The opportunity to connect with like-minded others is another benefit of a retreat setting. Many find it refreshing and energizing to simply be in the company of others in a similar mindset, before even ingesting psilocybin! Witnessing others in their process, and being witnessed in our own, in a compassionate, open, and non-judgemental atmosphere can also be powerful. There’s a normalizing effect when we see that others’ struggles are not so different from our own, and this can help us realize that we’re not so alone as it sometimes feels. While the psilocybin journeys on retreats are inwardly focused, sharing the broader experience with a group can be a unique opportunity to lean into the joyous and connective aspects of psilocybin. Commonly, retreat participants enjoy staying in touch following the experience.
Retreats also include the practical and psychological benefits of full, abundant hospitality. Enjoy comfortable, spacious accommodations, delicious meals, and stunning scenery at our one-of-a-kind retreat center in Bend, Oregon. Retreat hospitality takes the mental load off, so you’re free to fully focus on your own process. Once the retreat and travel are booked, you can “set it and forget it” - leave the rest to us.

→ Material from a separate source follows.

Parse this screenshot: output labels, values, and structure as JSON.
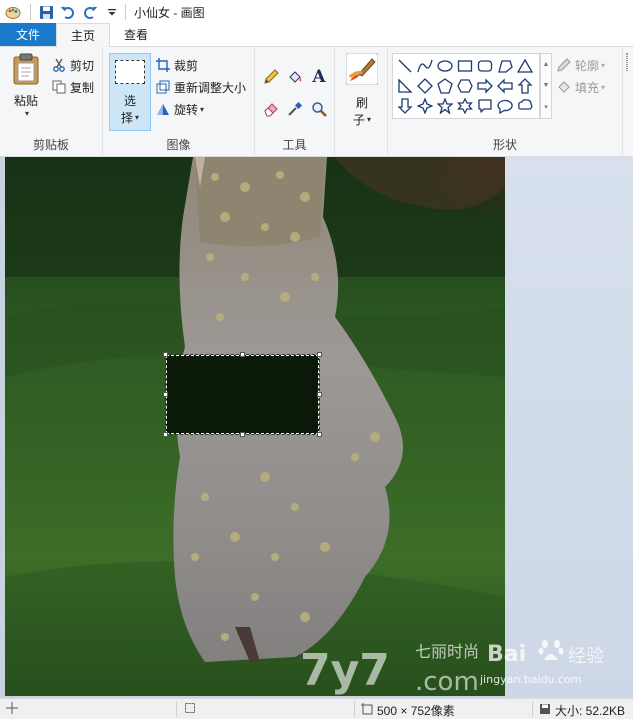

Learn more about Odyssey’s group psilocybin retreats
Conclusion
The end-to-end Odyssey experience is built on a foundation of science and evidence, from the ground up. Our team stays current with developments in relevant fields, and updates our processes based on the published literature.
Our screening and intake process ensures clients are a great fit for a psilocybin experience, with a particular emphasis on safety. The Odyssey experience includes three primary components: preparation, psilocybin session, and integration, which is in line with the structure of psychedelic therapy provided in modern clinical trials and research studies.
Psilocybin sessions follow a Set and Setting (SaS) Protocol modeled after those used in research. Clients are encouraged to focus on their inner experience with an orientation of curiosity, openness, and acceptance. Sessions are held in a comfortable, aesthetically-pleasing space where clients lay down, wear eyeshades, and listen to curated music. Licensed facilitators provide compassionate, non-directive support and are present throughout the entire experience. Our psilocybin dosing ranges from approximately 25-40mg, which is based on that used in research.
The Odyssey team is firmly grounded in science, with backgrounds in aerospace engineering, clinical psychology, psychiatry, and clinical trial work with UCSF and MAPS.
We are committed to serving the clients we believe our services will benefit most. This means assessing individuals holistically and on a case-by-case basis, while providing information to educate and inform about the potential risks and benefits of psilocybin. We may use a variety of standardized measures to track outcomes, depending on client interest.
Research studies have domain-specific constraints, and psilocybin services allow us to expand on a scientific base to provide more personalized, flexible support. This can include individualized preparation, integration, and variable dosing with an optional booster dose.
We’re also able to offer psilocybin experiences in a group retreat setting. Group retreats offer a number of benefits including enhanced “set and setting”, connection with like-minded others, and the enjoyment and convenience of full hospitality.